Party conference shall decide from time to time what specific proposals of legislative, financial or administrative reform shall be included in the Party programme. This shall be based on the rolling programme of work of the National Policy Forum. No proposal shall be included in the final Party programme unless it has been adopted by the Party conference by a majority of not less than twothirds of the votes recorded on a card vote. (Chapter 1, Clause V, 2)

Everyone wanting to see policies developed around which the Party can unite should read the Annual Report carefully. In recent years its treatment by Conference has been a non-event. It was difficult to raise objections because the report was considered on an all or nothing basis. Rejecting or referring back any part of it meant doing so for the entire report. Clearly few Conference delegates were ever going to feel in a position to do that. This led to a situation in which many (most?) delegates did not actually read the report. Some delegates didn’t receive the report in time to discuss it with colleagues and some didn’t even receive it at all.

Last year’s Conference took the wise decision that in future the various sections of the report should be voted on separately.

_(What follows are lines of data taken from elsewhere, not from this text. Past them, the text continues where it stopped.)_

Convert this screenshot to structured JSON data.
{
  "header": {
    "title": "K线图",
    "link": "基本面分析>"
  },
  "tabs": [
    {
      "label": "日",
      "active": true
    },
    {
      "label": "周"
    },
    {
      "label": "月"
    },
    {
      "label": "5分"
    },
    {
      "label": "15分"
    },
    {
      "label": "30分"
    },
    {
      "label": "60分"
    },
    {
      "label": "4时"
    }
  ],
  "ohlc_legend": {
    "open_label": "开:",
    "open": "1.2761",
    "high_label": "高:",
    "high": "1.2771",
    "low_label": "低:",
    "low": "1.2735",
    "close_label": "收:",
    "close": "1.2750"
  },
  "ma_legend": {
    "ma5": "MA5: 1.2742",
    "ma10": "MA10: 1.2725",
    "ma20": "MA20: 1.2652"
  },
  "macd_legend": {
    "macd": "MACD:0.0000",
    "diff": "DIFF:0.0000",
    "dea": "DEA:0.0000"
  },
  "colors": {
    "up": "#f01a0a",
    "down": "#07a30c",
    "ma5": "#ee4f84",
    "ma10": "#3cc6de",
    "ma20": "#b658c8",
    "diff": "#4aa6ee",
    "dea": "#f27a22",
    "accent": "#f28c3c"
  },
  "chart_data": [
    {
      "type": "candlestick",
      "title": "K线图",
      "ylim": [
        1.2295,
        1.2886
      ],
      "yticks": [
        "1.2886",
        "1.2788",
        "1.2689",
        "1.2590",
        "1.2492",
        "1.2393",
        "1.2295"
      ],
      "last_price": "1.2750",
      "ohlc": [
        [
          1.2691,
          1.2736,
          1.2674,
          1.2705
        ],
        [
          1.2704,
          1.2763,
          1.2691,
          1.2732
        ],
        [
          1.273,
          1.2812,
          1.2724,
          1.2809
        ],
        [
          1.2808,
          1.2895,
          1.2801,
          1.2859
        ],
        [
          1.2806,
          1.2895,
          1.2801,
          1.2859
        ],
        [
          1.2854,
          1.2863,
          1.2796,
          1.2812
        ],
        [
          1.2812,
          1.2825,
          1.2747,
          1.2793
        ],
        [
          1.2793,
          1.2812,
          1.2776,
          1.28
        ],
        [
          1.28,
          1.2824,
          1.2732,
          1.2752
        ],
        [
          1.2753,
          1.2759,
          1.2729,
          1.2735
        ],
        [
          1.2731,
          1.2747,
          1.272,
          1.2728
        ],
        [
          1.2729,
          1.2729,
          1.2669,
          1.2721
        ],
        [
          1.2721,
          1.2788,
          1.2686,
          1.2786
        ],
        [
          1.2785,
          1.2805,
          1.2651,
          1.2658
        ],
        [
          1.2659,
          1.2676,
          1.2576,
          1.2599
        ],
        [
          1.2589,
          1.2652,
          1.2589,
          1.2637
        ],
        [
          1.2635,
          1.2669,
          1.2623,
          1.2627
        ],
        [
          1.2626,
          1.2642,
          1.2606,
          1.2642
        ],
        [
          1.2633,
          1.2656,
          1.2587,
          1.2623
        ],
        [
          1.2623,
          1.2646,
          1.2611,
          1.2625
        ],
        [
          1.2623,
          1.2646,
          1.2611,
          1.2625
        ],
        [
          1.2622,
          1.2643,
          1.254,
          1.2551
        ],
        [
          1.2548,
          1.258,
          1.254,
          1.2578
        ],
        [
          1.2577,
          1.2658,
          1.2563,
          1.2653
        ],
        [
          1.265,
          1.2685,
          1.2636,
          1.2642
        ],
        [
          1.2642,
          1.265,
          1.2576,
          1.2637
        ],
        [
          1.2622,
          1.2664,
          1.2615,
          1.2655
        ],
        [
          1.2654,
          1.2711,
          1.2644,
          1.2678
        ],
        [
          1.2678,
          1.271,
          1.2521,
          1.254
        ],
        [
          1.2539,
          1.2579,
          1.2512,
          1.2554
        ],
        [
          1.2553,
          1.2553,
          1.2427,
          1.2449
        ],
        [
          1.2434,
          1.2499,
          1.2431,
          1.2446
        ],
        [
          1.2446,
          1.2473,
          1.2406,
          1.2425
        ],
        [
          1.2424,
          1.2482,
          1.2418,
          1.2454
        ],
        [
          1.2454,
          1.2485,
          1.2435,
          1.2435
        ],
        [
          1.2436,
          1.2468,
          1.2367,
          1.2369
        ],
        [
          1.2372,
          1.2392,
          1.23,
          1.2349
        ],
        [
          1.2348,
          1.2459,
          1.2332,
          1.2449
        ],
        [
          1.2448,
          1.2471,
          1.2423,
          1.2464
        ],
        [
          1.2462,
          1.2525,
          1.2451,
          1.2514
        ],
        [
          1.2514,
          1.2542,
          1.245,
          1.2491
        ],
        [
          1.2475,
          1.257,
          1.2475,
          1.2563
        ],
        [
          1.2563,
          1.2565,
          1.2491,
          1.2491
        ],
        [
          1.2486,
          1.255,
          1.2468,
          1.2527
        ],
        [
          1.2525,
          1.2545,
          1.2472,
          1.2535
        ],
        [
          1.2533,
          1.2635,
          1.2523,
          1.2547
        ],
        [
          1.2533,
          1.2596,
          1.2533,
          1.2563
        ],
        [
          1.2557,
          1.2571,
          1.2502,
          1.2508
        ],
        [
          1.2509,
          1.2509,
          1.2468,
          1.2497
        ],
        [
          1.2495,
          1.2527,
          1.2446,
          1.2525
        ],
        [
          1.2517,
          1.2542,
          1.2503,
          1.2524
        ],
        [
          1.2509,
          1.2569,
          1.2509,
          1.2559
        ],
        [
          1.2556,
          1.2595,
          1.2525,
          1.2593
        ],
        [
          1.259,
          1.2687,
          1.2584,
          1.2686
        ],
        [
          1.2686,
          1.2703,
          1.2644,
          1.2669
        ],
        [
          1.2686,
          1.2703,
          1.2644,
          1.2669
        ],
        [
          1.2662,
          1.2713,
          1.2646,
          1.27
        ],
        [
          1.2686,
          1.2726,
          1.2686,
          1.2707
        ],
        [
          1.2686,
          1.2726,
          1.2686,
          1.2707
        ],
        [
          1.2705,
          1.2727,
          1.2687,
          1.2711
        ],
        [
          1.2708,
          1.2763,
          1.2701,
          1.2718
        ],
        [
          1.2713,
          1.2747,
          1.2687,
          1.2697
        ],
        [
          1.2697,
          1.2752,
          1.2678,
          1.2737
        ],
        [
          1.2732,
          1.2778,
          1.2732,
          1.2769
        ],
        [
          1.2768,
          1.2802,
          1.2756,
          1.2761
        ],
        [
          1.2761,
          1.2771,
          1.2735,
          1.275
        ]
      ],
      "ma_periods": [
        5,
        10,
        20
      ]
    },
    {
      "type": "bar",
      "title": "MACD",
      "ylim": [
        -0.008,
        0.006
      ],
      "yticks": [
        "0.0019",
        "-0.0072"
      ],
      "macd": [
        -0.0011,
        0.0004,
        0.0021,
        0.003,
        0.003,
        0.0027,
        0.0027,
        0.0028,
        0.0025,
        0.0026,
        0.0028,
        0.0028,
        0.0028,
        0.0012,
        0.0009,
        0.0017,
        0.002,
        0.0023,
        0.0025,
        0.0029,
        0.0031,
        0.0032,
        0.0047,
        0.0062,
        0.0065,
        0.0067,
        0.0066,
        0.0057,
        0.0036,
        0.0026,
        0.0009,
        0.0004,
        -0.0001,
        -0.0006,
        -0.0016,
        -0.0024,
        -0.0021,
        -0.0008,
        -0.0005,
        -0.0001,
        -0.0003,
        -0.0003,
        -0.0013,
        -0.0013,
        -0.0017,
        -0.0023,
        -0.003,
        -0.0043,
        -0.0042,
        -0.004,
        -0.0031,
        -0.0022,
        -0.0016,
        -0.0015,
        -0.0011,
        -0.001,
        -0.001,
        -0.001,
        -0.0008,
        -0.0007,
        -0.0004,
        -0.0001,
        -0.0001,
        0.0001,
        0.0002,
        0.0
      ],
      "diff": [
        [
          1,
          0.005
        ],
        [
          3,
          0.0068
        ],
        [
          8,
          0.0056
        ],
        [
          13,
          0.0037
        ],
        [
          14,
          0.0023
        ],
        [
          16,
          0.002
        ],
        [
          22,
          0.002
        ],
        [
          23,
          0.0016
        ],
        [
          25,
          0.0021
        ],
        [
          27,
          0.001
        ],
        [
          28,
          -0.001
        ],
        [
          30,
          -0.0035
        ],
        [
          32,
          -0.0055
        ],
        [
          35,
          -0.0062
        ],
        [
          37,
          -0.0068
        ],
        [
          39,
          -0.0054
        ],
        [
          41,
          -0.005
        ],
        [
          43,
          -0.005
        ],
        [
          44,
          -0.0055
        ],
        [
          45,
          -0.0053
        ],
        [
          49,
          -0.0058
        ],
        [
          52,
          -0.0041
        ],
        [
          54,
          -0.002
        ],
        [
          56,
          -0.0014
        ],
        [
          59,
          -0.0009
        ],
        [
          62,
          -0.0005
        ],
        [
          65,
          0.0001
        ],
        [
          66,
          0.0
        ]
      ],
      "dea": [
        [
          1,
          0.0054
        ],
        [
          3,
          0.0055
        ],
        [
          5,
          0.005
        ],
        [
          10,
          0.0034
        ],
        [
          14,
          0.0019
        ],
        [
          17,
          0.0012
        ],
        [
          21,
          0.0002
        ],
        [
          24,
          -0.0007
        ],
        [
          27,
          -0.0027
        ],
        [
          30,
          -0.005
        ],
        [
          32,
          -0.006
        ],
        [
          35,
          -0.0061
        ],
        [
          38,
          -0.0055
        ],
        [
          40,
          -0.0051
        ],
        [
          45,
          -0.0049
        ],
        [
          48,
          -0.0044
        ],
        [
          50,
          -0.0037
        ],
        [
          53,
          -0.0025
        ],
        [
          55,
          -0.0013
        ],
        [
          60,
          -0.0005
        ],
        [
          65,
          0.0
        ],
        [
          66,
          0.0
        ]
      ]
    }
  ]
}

This means that individual reports could be rejected or referred back while approving others. It is a chance to raise policy issues on the floor of Conference and to establish that now the party wants an end to the secretive and slapdash ways in which the Policy Commissions work. A signal needs to be given by Conference that the members want a new approach. Many of the details of the changes required have been spelled out in the reviews of of the Annual Report carried in recent weeks by Left Futures (the only Labour supporting website which, as far as I am aware, has attempted systematic reviews)

The series of articles on Left Futures reviewing seven of the eight Policy Commission sections of the Annual Report have pointed to a uniformly lack-lustre and lethargic approach to the development of policy.

  1. Introduction to the Annual Report plus review of the Education report
  2. The International report
  3. The Business & Economy Report
  4. The Energy part of the Energy and Culture report
  5. The Housing part of the Housing and Government Report
  6. The Health Report
  7. The Work and Pensions Report

In my view the Conference provides an opportunity to show that better is going to be demanded from the NPF and the Policy Commissions in future. This can be done because each section of the Annual Report must now be voted on separately. This should encourage delegates to read the reports thoroughly. It should also help if the were to read reviews that have been published (on Left Futures and anywhere else where this has been done). A reference back of one or two of the very worst of this extremely poor collection of reports would send a clear signal that a shake up of the NPF is need to produce the policies that the Party needs and deserves.